Immer früher: Weg aus der Bundesliga

von Redaktion

Das Beispiel Timo Werner: Der Wechsel ins Ausland steht nicht mehr am Ende der Karriere

VON GÜNTER KLEIN

München – Timo Werner zieht es also – etwas überraschend – zum FC Chelsea nach London. Dort wird deutsche Wertarbeit offensichtlich geschätzt. Antonio Rüdiger spielt an der Stamford Bridge, auch Andre Schürrle war dort zwei Jahre lang, und natürlich Michael Ballack. Dessen Werdegang ist mit dem von Werner noch am ehesten zu vergleichen – zeigt aber auch auf, was sich in den 14 Jahren die zwischen den Wechseln der beiden Nationalspieler – Ballack vom FC Bayern aus, Werner verlässt RB Leipzig – verändert hat.
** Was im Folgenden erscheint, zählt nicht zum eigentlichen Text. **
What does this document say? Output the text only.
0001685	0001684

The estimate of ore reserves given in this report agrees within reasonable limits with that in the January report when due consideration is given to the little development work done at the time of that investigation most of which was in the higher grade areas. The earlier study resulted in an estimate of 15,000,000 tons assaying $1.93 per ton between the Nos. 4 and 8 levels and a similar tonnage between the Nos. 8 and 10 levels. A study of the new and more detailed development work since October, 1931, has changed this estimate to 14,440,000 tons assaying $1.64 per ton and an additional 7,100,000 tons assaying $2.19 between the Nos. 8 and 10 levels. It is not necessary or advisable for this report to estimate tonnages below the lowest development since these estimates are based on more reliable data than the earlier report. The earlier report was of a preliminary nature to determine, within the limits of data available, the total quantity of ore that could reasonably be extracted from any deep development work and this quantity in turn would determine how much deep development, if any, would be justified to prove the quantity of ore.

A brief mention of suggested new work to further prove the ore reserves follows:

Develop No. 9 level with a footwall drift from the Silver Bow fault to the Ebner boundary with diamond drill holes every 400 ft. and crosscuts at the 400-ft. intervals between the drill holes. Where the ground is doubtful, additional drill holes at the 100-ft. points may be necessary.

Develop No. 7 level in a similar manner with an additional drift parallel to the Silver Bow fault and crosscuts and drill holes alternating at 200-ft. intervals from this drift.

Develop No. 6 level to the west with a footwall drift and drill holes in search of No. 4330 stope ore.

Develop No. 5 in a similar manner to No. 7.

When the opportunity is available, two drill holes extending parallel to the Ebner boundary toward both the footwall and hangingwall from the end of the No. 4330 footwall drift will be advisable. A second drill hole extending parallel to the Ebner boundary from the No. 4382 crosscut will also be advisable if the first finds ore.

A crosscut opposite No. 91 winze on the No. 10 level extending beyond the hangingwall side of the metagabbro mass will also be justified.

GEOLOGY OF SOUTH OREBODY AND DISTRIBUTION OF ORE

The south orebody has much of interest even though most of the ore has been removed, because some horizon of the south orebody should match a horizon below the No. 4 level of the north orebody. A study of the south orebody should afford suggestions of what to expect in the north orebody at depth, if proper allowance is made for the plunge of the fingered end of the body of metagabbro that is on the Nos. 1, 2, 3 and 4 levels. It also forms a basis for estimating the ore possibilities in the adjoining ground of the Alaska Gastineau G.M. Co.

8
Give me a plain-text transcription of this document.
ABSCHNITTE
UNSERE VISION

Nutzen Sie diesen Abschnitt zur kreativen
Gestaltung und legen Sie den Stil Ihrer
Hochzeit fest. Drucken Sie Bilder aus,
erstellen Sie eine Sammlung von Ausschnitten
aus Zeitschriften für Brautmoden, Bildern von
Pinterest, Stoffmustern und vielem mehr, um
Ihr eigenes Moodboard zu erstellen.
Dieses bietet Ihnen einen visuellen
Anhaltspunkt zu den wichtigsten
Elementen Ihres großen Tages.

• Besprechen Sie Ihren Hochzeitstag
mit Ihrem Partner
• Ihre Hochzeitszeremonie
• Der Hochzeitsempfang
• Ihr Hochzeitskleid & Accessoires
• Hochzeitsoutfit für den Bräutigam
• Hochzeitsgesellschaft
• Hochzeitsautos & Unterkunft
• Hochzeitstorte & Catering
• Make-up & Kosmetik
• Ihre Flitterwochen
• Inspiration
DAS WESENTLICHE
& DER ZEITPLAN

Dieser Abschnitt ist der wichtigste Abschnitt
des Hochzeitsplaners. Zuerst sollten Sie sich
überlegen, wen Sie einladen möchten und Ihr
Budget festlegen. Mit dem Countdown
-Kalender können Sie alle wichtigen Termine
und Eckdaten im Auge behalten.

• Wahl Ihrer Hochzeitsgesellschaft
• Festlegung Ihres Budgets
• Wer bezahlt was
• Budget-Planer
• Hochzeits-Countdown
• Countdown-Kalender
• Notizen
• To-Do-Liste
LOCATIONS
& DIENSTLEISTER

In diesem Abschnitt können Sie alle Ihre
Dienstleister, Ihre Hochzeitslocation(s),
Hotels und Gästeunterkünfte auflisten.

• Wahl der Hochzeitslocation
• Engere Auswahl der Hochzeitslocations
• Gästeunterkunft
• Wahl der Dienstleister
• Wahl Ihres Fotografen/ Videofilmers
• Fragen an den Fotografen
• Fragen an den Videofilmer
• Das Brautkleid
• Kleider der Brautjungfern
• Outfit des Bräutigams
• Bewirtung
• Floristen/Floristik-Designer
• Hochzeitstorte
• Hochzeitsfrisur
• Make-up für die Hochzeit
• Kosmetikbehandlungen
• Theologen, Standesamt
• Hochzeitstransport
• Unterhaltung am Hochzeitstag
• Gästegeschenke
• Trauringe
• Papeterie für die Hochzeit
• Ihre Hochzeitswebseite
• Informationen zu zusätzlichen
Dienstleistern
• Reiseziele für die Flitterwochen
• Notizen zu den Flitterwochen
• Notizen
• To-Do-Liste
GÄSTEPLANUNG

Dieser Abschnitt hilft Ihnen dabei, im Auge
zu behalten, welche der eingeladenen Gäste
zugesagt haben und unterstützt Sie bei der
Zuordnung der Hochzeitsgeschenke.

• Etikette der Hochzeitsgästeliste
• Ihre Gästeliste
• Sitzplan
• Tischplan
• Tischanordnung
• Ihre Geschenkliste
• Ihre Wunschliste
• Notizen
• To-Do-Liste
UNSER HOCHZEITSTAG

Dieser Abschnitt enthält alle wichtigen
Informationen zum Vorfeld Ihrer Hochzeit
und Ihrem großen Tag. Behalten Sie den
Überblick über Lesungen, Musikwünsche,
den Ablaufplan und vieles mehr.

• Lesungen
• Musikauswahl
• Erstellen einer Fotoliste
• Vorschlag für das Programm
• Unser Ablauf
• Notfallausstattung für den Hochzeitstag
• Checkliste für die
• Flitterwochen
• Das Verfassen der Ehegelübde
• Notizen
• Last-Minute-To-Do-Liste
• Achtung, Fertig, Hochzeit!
Michael Ballack war 27 und der zentrale Spieler im deutschen Fußball. Titelheld auf den Sonderheften zu Turnieren, einziger Deutscher, dem man das Prädikat Weltklasse zugestand. Zwei renommierte „Stern“-Autoren hatten in seinem Sinne eine Hochglanz-Biografie über ihn geschrieben. Bundestrainer Jürgen Klinsmann nannte Ballack den „Capitano“, nur die Liebe des FC Bayern ließ ein wenig nach, als sie merkten, dass sie für ihn nur Durchgangsstation waren. Unter Anleitung seines Beraters, des in Luxemburg ansässigen Rechtsanwalts Michael Becker, hatte Ballack seine Karriere wie am Reißbrett geplant: Profieinstieg beim kleinen Club (Kaiserslautern), Heranführen ans internationale Geschäft in der oberen Mittelklasse (Leverkusen), schließlich der Verein, den man als bester Deutscher gemacht haben muss: die Bayern. Doch es musste danach noch weitergehen: Chelsea war die reizvollste Adresse: Geld ohne Ende dank Investor Roman Abramowitsch, mit Jose Mourinho der interessanteste Trainer. Und ein Team, mit dem man die Champions League gewinnen kann.

Timo Werner hat weniger hinter sich als Ballack. Er ist 24, seine Vereine waren VfB Stuttgart und Leipzig. Einziges Turnier: die WM 2018. Und Chelsea ist der Club, der von den Bayern im Achtelfinal-Hinspiel der Champions League entzaubert wurde. In der Premier League hat Chelsea als Vierter zum Letzten Norwich weniger Abstand als zu Spitzenreiter Liverpool. Der FC Chelsea ist kein „Must“ für einen Spieler.

Doch Timo Werner steht auch für den neuen Ansatz, die Möglichkeiten des Bundesligamarkts nicht komplett durchzuspielen und den Wechsel ins Ausland, der früher eine Karriere abrundete und finanziell vergoldete, vorzuziehen. In den 90er-Jahren bildeten Italien-Legionäre das Grundgerüst der deutschen Nationalmannschaft, nun kommen die Spieler aus England, Spanien, Frankreich. Und sie sind offen dafür, in nicht nur einer ausländischen Liga zu spielen, sondern mehrere zu erleben. Dafür machen sie sich früher denn je auf die Reise. Benjamin Henrichs zum Beispiel. Erstes Länderspiel des Leverkuseners mit 19. Mit 20 Confederations-Cup-Sieger. Mit 21 Fünfjahresvertrag beim AS Monaco. Er wird inzwischen aber schon wieder in der Bundesliga gehandelt. Klar: Wer früh gegangen ist, hat mehr Zeit, um zurückzukehren. Leroy Sané wird diesen Weg wohl gehen: Bundesliga (Schalke) – England (Manchester City) – Bundesliga (FC Bayern). Oder Emre Can: War in jungen Jahren in England (Liverpool) und Italien (Juventus Turin) und ist nun wieder im Lande (Dortmund).

Nur wer bei den international besten Adressen gespielt hat (Real Madrid, Barcelona), ist zu groß geworden für die Bundesliga. Toni Kroos, Sami Khedira, Mesut Özil und Marc-Andre ter Stegen wird man in der Bundesliga nicht mehr sehen. Ein Comeback wäre eine Niederlage. Wie bei Michael Ballack, der ein zweites Mal nach Leverkusen ging. Es war das Ende.